How Far Can LLM Agents Reason with Tables? Benchmarking Multi-Turn Agentic Table Question Answering in the Wild
Abstract
Recent advances in large language models (LLMs) have substantially expanded the scope of Table Question Answering (TableQA). However, existing benchmarks primarily treat TableQA as a passive, single-turn natural language understanding task, lacking the capacity to evaluate autonomous reasoning and tool-call trajectories in realistic, multi-turn scenarios. To bridge this gap, we introduce TableAgent-Bench, a large-scale bilingual benchmark that reformulates TableQA as proactive, agentic interactions over structurally complex, multi-table environments. With a topology-aware construction strategy, TableAgent-Bench captures dynamic intent evolution through 1,310 multi-turn dialogues grounded in 2,275 industrial tables. Furthermore, we propose the Table-centric Agent Evaluation Framework (TAEF) to assess agent interactions with complex table structures.
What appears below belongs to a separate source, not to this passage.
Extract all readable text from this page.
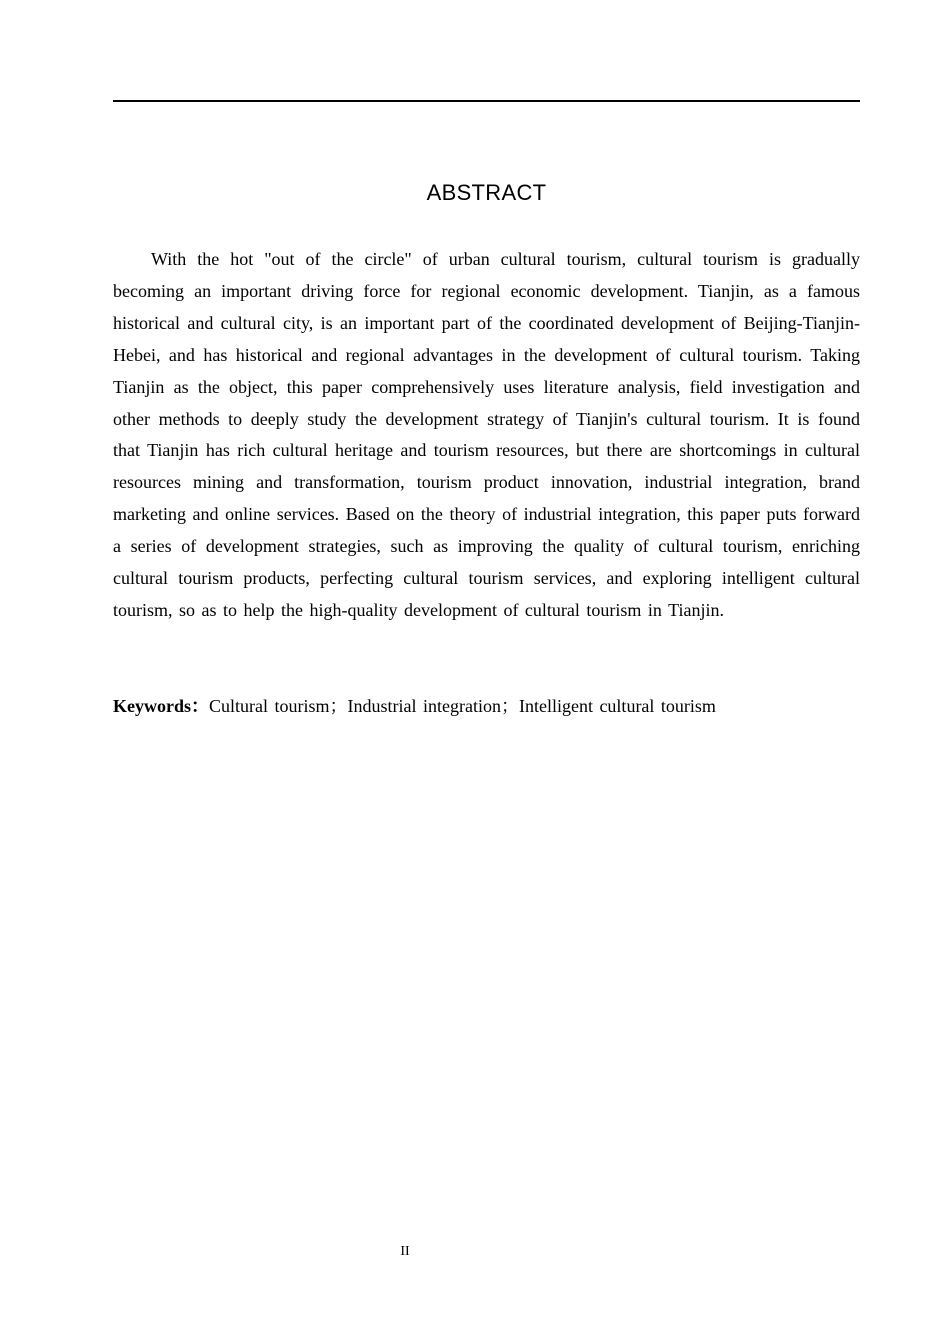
ABSTRACT

With the hot "out of the circle" of urban cultural tourism, cultural tourism is gradually becoming an important driving force for regional economic development. Tianjin, as a famous historical and cultural city, is an important part of the coordinated development of Beijing-Tianjin-Hebei, and has historical and regional advantages in the development of cultural tourism. Taking Tianjin as the object, this paper comprehensively uses literature analysis, field investigation and other methods to deeply study the development strategy of Tianjin's cultural tourism. It is found that Tianjin has rich cultural heritage and tourism resources, but there are shortcomings in cultural resources mining and transformation, tourism product innovation, industrial integration, brand marketing and online services. Based on the theory of industrial integration, this paper puts forward a series of development strategies, such as improving the quality of cultural tourism, enriching cultural tourism products, perfecting cultural tourism services, and exploring intelligent cultural tourism, so as to help the high-quality development of cultural tourism in Tianjin.

Keywords：Cultural tourism；Industrial integration；Intelligent cultural tourism

II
Specifically, TAEF integrates a specialized agent toolset and 4 metric categories to systematically diagnose intermediate failure modes, assessing performance across table localization, tool-invocation rationality, and trajectory-level pass rate. Extensive experiments with 25 state-of-the-art LLM agents reveal a substantial capability gap, with even the strongest model Gemini-3-Pro-Preview achieving only 53.4% information coverage. We expect TableAgent-Bench to serve as a rigorous testbed for developing and evaluating agents capable of robust table-centric reasoning.